It seemed to me that so many thought Tuesday was a retest in the market. Anytime you revisit the lows you are creating a retest. The real question is if the retest was successful. On that score, there were some successes and some failures.
The success was in the number of stocks making new lows. There were fewer new lows for the NYSE despite the S&P making a lower low. That is a positive divergence. The failure was that Nasdaq, which barely made a lower low saw an increase of about 100 new lows. So there was no positive divergence there, only the potential for a capitulation reading.
There was a positive divergence in that the Overbought/Oversold Oscillator didn't make a lower low (didn't get more oversold).
There was no positive divergence with breadth. It made a lower low.
Then there is the McClellan Summation Index. It is still heading down. And despite the best efforts to get closer to turning back up, it now requires a net differential of +2,100 advancers minus decliners to halt the slide.

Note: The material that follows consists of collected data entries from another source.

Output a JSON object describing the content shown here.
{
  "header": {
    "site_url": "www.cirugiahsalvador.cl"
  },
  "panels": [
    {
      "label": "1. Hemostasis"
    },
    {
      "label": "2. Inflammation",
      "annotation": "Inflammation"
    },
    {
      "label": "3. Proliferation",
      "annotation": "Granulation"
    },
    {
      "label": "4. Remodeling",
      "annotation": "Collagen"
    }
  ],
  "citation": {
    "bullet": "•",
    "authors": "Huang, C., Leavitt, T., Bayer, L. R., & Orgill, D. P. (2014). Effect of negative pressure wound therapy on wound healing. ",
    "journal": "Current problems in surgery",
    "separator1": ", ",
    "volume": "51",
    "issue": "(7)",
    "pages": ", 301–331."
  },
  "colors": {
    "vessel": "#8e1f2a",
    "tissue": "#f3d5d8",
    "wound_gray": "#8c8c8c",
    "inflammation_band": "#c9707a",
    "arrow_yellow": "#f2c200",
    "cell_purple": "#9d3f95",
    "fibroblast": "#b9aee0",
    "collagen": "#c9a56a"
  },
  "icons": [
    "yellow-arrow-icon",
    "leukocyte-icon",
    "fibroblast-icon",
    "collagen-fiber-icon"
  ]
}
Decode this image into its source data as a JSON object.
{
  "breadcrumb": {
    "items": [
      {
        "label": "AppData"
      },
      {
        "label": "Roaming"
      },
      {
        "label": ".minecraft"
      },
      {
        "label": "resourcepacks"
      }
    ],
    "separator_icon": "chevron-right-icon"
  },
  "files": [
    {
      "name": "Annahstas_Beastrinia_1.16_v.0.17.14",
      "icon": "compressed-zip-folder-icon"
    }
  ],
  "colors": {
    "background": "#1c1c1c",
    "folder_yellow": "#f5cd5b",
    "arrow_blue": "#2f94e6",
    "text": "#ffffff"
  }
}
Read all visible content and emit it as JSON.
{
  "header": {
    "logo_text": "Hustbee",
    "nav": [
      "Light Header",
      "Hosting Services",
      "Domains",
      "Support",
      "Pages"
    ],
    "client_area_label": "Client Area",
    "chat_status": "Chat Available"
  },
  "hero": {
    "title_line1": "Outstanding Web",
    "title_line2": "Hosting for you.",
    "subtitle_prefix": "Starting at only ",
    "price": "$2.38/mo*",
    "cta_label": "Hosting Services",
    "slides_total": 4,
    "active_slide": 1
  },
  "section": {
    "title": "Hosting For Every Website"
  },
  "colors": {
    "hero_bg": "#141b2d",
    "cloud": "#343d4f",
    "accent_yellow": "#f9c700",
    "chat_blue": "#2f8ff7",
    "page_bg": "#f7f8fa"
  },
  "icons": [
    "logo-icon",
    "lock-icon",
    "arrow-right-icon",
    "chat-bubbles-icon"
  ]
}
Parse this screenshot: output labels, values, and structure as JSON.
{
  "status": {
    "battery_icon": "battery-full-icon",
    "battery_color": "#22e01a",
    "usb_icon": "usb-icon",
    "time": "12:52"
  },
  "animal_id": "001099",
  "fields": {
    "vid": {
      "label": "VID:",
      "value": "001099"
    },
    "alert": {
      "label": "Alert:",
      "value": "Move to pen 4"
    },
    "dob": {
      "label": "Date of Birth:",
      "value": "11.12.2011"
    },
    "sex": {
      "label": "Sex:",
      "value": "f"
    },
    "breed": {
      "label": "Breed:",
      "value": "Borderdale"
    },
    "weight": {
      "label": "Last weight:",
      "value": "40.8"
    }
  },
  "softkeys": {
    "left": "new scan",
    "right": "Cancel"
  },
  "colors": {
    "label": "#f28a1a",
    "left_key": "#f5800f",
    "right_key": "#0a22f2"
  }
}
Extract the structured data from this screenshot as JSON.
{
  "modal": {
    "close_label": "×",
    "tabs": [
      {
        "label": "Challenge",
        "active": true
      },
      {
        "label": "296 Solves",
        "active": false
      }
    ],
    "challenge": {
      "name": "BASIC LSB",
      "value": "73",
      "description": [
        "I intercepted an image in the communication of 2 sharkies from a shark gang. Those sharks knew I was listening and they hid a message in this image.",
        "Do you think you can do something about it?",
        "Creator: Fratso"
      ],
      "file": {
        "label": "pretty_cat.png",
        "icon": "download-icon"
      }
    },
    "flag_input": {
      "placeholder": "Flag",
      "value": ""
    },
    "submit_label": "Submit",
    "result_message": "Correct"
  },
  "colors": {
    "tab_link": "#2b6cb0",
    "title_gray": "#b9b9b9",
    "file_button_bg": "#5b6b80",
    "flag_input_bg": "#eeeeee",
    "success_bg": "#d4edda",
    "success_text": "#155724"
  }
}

On the sentiment front, the put/call ratio remained relatively high on Tuesday, with the final reading still over 100%. The 10-day moving average is still milling around at the highs, trying to turn lower. The Investors Intelligence Bulls are what really disappointed me. I thought for sure they would fall to the 40s and they fell exactly one point, to 50.5%. That means folks were more bearish last spring in March/April than they are now. Heck, they were more bearish in June than they are now.
Many will feel good about the fact that the S&P bounced off this uptrend line.
But the real question is if Tuesday was the W I talk about so often. Once again, the W pattern typically comes weeks or months later, not so quickly after the initial low. Just go back and look at the chart of the S&P above. I have drawn in the W pattern we saw last spring in blue. That is much more common of the pattern that develops at intermediate term lows than the pattern we see now.
So where are we? I think we're still in the process of trying to have an oversold rally. We should rally enough to make everyone feel good again, or at least better than they do now. Imagine if you will, maybe the S&P rallies back at/near last week's highs and just as everyone breathes a sigh of relief we come back down, maybe even forming a small head and shoulders bottom?